Why Recent Stock Volatility Shouldn’t Factor Into Interest-Rate Hikes

This blog post originally appeared on Wall Street Journal Think Tank.

Recent volatility in stock markets in the U.S. and globally has led many economic observers to conclude that the Federal Reserve is less likely to begin raising short-term interest rates at its September meetings. I’ve been on Team Don’t Raise for a while now, but I’m not excited about those joining the cause in light of recent stock market swings.

As a general principle, the Fed should not react to short-term movements in the financial markets. For one thing, the labor market is much more important to the lives of most Americans, and it is more relevant to the Fed’s mandate of securing maximum employment with inflation stability.

Then consider this: More than 80% of stock wealth in the U.S. is owned by the wealthiest 10% of Americans, and more than half of Americans own no stocks at all (either directly or through retirement or other accounts). In short, movements in the stock markets do not have much effect on the spending power of most U.S. households. That means that movements in the stock markets—especially short-term volatility that is likely to largely dissipate—provides little information about the overall state of economic health.

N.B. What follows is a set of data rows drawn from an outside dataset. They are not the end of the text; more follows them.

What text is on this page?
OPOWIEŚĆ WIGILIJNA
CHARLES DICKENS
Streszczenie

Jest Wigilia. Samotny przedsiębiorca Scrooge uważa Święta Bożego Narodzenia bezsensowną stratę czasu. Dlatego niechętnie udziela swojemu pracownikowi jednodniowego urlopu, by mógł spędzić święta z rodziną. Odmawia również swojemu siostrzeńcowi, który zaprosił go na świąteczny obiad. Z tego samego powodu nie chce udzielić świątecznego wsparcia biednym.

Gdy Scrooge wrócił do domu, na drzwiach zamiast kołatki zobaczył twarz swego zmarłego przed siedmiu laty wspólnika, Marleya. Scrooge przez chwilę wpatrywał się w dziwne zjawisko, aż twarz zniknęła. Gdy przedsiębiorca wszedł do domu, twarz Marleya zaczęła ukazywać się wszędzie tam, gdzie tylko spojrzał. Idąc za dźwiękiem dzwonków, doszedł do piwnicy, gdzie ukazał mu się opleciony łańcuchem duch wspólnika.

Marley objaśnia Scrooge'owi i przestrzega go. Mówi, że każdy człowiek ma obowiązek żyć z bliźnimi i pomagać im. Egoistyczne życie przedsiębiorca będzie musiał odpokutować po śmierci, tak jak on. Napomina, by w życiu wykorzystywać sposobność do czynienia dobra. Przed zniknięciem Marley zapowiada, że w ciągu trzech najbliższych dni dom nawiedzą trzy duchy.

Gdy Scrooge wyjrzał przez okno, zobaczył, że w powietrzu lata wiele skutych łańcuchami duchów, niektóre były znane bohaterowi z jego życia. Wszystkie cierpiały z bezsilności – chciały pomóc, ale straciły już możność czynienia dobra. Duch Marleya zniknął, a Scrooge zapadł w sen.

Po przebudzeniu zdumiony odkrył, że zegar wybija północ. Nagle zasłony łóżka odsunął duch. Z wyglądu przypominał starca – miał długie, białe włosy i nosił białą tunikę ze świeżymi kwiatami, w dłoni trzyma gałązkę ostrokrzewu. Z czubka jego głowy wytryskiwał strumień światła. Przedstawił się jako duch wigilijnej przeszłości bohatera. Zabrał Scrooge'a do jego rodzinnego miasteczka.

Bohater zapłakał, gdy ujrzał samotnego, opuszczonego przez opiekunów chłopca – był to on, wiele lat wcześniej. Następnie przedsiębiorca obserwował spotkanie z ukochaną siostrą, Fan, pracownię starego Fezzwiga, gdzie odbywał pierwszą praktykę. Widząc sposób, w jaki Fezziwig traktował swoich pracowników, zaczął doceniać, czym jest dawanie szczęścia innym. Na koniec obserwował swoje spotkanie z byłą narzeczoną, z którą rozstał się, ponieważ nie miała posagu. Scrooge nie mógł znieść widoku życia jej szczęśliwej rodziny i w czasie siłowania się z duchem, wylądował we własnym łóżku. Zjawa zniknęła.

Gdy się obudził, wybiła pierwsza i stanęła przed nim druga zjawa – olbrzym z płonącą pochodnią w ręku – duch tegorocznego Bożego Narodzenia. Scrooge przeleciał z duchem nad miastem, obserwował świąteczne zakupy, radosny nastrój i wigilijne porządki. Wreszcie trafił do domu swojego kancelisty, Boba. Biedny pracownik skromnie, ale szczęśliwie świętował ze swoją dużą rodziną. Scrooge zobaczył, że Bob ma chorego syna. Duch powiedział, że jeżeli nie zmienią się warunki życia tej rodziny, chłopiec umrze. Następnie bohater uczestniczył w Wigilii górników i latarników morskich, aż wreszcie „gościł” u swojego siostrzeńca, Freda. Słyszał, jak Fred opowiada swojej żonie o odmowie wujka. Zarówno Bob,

On the other hand, the labor market provides the vast majority of income to the vast majority of Americans. The middle fifth of households, for example, gets more than 80% of household income directly from the labor market (either cash wages or employer-provided benefits). Further, many additional sources of income such as pensions, Medicare, Social Security, unemployment insurance, or the Earned Income Tax Credit hinge on participation in the labor market. That’s why trends in the labor market are crucial to assessing the overall state of the economy—which is far from fully recovered from the Great Recession.

The clearest remaining weakness is wages. The current pace of hourly wage growth is roughly 2% to 2.5%. A healthy labor market that met the Fed’s overall price inflation target should be churning out wage increases of at least 3.5%. Further, a period of wage growth well above this is necessary for workers’ pay to reclaim some of the ground lost to corporate profits earlier in this recovery. Until wage growth starts moving durably toward the healthy 3.5% target, it’s too early for the Fed to begin raising rates.

This labor-market-based reasoning for keeping rates low should weigh much more heavily on Fed calculations about interest rates than recent stock activity. The only caveat: if one of the root causes of recent stock market declines—the slowdown in the Chinese economy—provides a new potential headwind to U.S. growth going forward.

But the case for keeping rates unchanged in September was dispositive last week, even before large declines in the stock markets. And any strong stock rally in the coming month shouldn’t make Fed officials feel fine about raising rates.